Fluid flow, ubiquitous in natural and man-made environments, has the potential to profoundly impact the transport of microorganisms, including phytoplankton in aquatic habitats and bioreactors. Yet, the effect of ambient flow on the swimming behavior of phytoplankton has remained poorly understood, largely due to the difficulty of observing cell-flow interactions at the microscale. Here, we present microfluidic experiments where we tracked individual cells for four species of motile phytoplankton exposed to a spatially non-uniform fluid shear rate, characteristic of many flows in natural and artificial environments. We observed that medium to high mean shear rates (1 – 25 s^-1) produce heterogeneous cell concentrations in the form of regions of accumulation and regions of depletion. The location of these regions relative to the flow depends on the cells’ propulsion mechanism, body shape, and flagellar arrangement, as captured by an effective aspect ratio. Species having a large effective aspect ratio accumulated in the high-shear regions, due to shear-induced alignment of the swimming orientation with the fluid streamlines.

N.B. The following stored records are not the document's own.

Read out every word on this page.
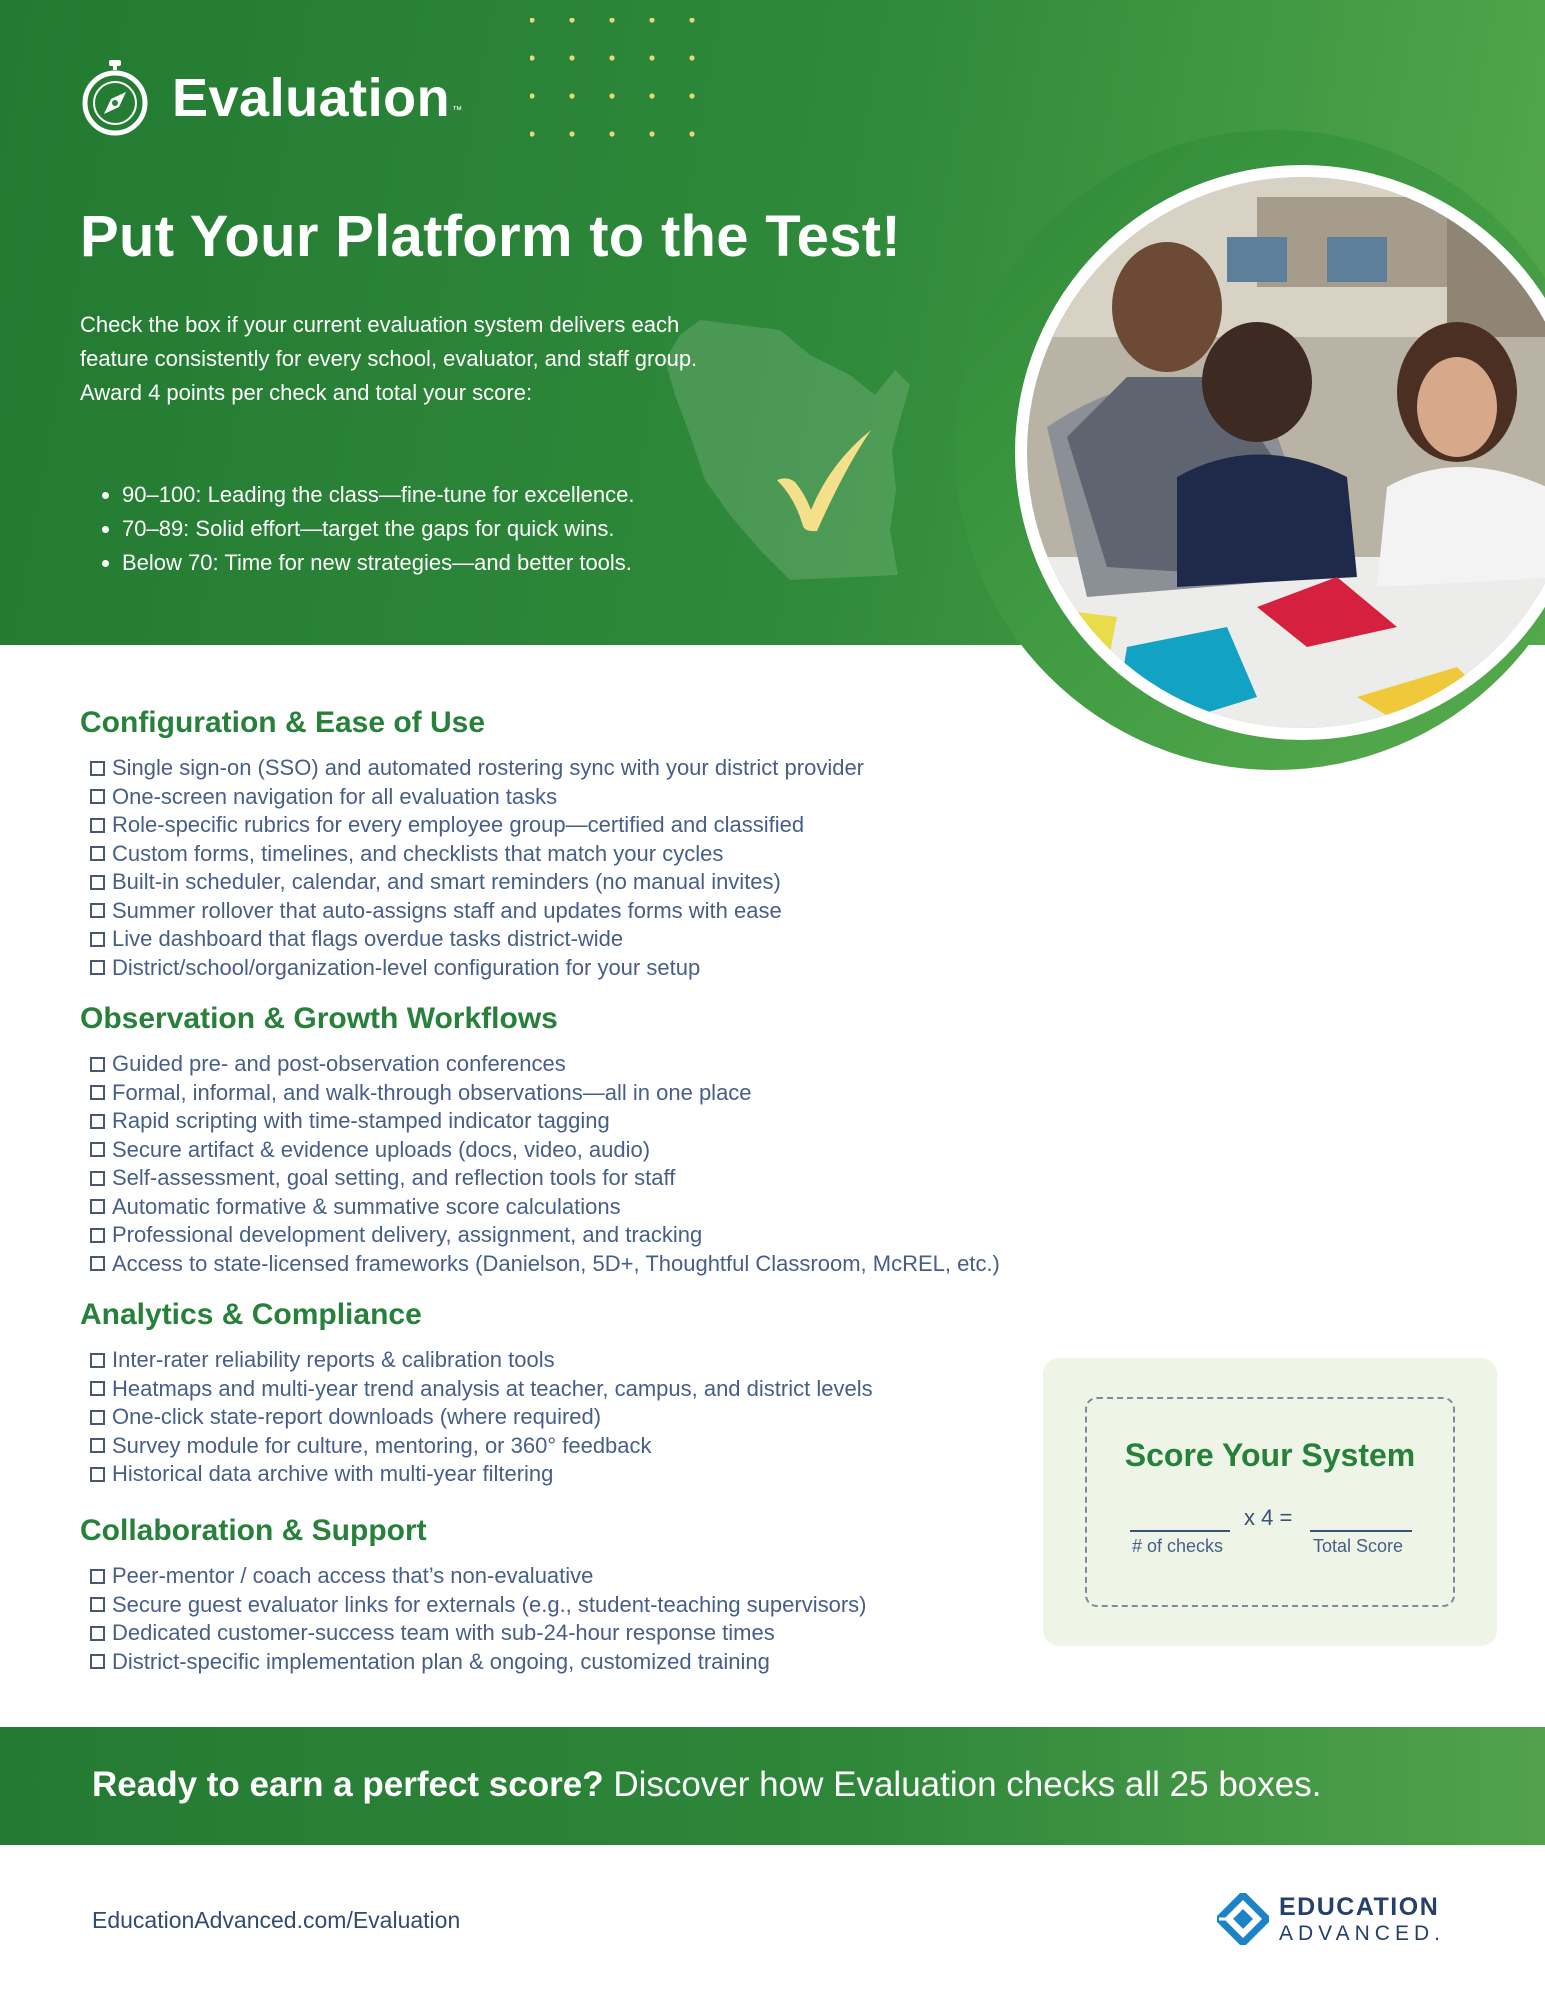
Evaluation ™
Put Your Platform to the Test!

Check the box if your current evaluation system delivers each feature consistently for every school, evaluator, and staff group. Award 4 points per check and total your score:

• 90–100: Leading the class—fine-tune for excellence.
• 70–89: Solid effort—target the gaps for quick wins.
• Below 70: Time for new strategies—and better tools.
Configuration & Ease of Use
Single sign-on (SSO) and automated rostering sync with your district provider
One-screen navigation for all evaluation tasks
Role-specific rubrics for every employee group—certified and classified
Custom forms, timelines, and checklists that match your cycles
Built-in scheduler, calendar, and smart reminders (no manual invites)
Summer rollover that auto-assigns staff and updates forms with ease
Live dashboard that flags overdue tasks district-wide
District/school/organization-level configuration for your setup
Observation & Growth Workflows
Guided pre- and post-observation conferences
Formal, informal, and walk-through observations—all in one place
Rapid scripting with time-stamped indicator tagging
Secure artifact & evidence uploads (docs, video, audio)
Self-assessment, goal setting, and reflection tools for staff
Automatic formative & summative score calculations
Professional development delivery, assignment, and tracking
Access to state-licensed frameworks (Danielson, 5D+, Thoughtful Classroom, McREL, etc.)
Analytics & Compliance
Inter-rater reliability reports & calibration tools
Heatmaps and multi-year trend analysis at teacher, campus, and district levels
One-click state-report downloads (where required)
Survey module for culture, mentoring, or 360° feedback
Historical data archive with multi-year filtering
Collaboration & Support
Peer-mentor / coach access that’s non-evaluative
Secure guest evaluator links for externals (e.g., student-teaching supervisors)
Dedicated customer-success team with sub-24-hour response times
District-specific implementation plan & ongoing, customized training
Score Your System
x 4 =
# of checks	Total Score

Ready to earn a perfect score? Discover how Evaluation checks all 25 boxes.

EducationAdvanced.com/Evaluation	EDUCATION
ADVANCED.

Species having an effective aspect ratio close to unity exhibited little preferential accumulation at low to moderate flow rates, but strongly accumulated in the low-shear regions under high flow conditions, potentially due to an active, behavioral response of cells to shear. These observations demonstrate that ambient fluid flow can strongly affect the motility and spatial distribution of phytoplankton and highlight the rich dynamics emerging from the interaction between motility, morphology, and flow.